Director's Corner

Updating the European Strategy for Particle Physics

| 6 September 2012

Brian Foster, who masterminded the GDE ILC submission to the European Strategy update.

Strategic planning has become central to organising and prioritising the worldwide programme in particle physics. In Europe, the process of developing an update to the “European Strategy for Particle Physics” is under way, while in Japan, KEK is updating their roadmap and in the US, the Snowmass workshop on the future of the US programme is being organised for next year. The future course of the ILC and, more generally, for a linear collider will be heavily influenced by the results of these planning exercises. As a result, we have put together a set of input documents for the update of the European Strategy open symposium that will take place in Krakow, Poland from 10 to 12 September.

Juan Fuster wrote a Research Director’s Report on the coming open meeting in Krakow where he discusses the seven linear collider submissions. Today, I want to emphasise specifically a couple of points that we made in the submission from the Executive Committee (EC) of the GDE, a note that served as a cover letter for the ILC submissions.

At this point in time, we are deep into the process of putting together the final deliverable of the GDE, our design for a 500-GeV electron-positron collider based on superconducting RF technology for the main linac. Our main focus has been to optimise our design for cost, performance and risk of a 500-GeV machine and present it in our Technical Design Report.  A crucial underlying feature that should not get lost by presenting a specific design for the ILC is the underlying “flexibility” of such a facility.

This importance of flexibility has been emphasised in the cover letter, making the powerful point how a broad programme of important precision measurements related to the Higgs and other phenomena will be possible with the ILC.

Excerpting from this submission, the cover letter states:

“A characteristic of linear colliders in general and the ILC in particular is the high degree of flexibility of operation. While the design of the ILC has been optimized for operation at 500 GeV, scanning down to low energies, for example the regime around 200 GeV and upwards which is of interest for the newly discovered Higgs-like object at LHC, is rather straight-forward.”

It goes on to point out the broad flexibility to pursue physics goals beyond the scope of the TDR:

“Further flexibility is demonstrated by optional running modes not costed or designed in detail in the TDR but which can clearly be implemented relatively easily given strong user interest and consensus. Such options include electron-electron collisions, operation as a gamma‐gamma collider and operation at the Z pole with luminosity significantly higher than was possible at LEP, the so-called “GigaZ” option.”
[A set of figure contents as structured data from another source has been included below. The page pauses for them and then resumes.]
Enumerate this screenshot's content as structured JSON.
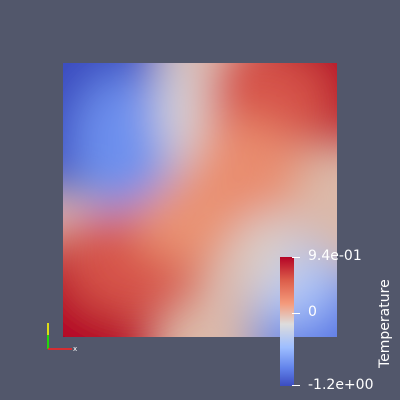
{
  "scene": {
    "background_color": "#52576b",
    "scalar_field": "Temperature"
  },
  "colorbar": {
    "title": "Temperature",
    "max_label": "9.4e-01",
    "mid_label": "0",
    "min_label": "-1.2e+00",
    "colormap": "coolwarm",
    "color_low": "#3b4cc0",
    "color_mid": "#dddcdc",
    "color_high": "#b40426"
  },
  "orientation_axes": {
    "x_axis_label": "x",
    "x_color": "#ff0000",
    "y_color": "#ffff00",
    "z_color": "#00ff00"
  }
}
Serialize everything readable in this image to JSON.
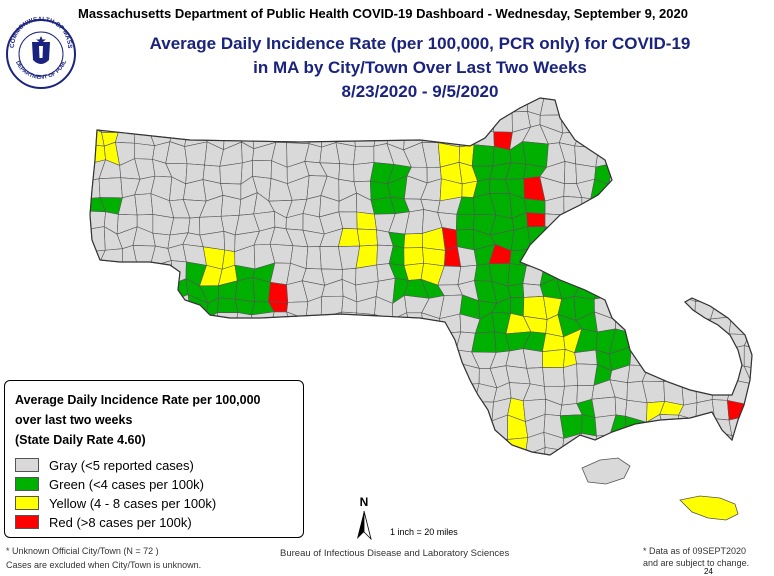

And finally, and more specifically, the cover letter points how this flexibility results in the broad capability of the ILC to address specific questions:

“The most powerful and unique property of the LC is its flexibility. It can be tuned to well-defined initial states, including polarisation, allowing numerous model independent measurements, from the Higgs threshold to multi-TeV operation, as well as the possibility of unprecedented precision at the Z-pole (GigaZ). Furthermore, the relative simplicity of the production processes and final state configurations makes complete and extremely accurate reconstruction and measurement possible. The envisioned physics programme includes precision measurements of many Higgs decay widths, some of which are uniquely accessible at the LC (cc, gg, the invisible mode and the full width), decisive tests of the spin-parity properties of the Higgs candidate, and determinations of the top-Higgs and trilinear Higgs self couplings, also uniquely accessible at the LC. For a LC operating up to and beyond 500 GeV, the complete SM, including Higgs, top quark and VV interactions can be studied, both at tree level and through quantum corrections. In addition to precision tests of minimal EWSB and its Higgs boson(s), the LC also reaches well into new physics territory, where the potential exists to discover dark matter, aspects of supersymmetry, evidence for composite Higgs, or to test other well motivated BSM ideas. The physics reach of the LC is essentially limited by statistics, not systematics. Its discovery reach exceeds that of the LHC at any integrated luminosity in many cases, and discoveries of new particles or interactions at either machine can be subjected to further precision analysis at the LC to reveal deeper structures of the nature.”

As we particle physicists begin to grapple with the physics implications of the discovery of a Higgs-like particle at the LHC, as well as other discoveries that will almost certainly soon follow, the flexibility of the ILC becomes perhaps its greatest asset. It is not much of an exaggeration to assert that whatever physics emerges from the LHC, the ILC will be capable of powerfully focusing on and exploiting that science.

Barry Barish

Barry Barish is the winner of the 2017 Nobel Prize in Physics. He is Distinguished Professor at the University of California, Riverside and Linde Professor, Emeritus at the California Institute of Technology (Caltech). From 2005 to 2013 he was Director of the Global Design Effort and, apart from leading the collaboration to the publication of the ILC's Technical Design Report, contributed more than 300 Director's Corners in the ILC Newsline.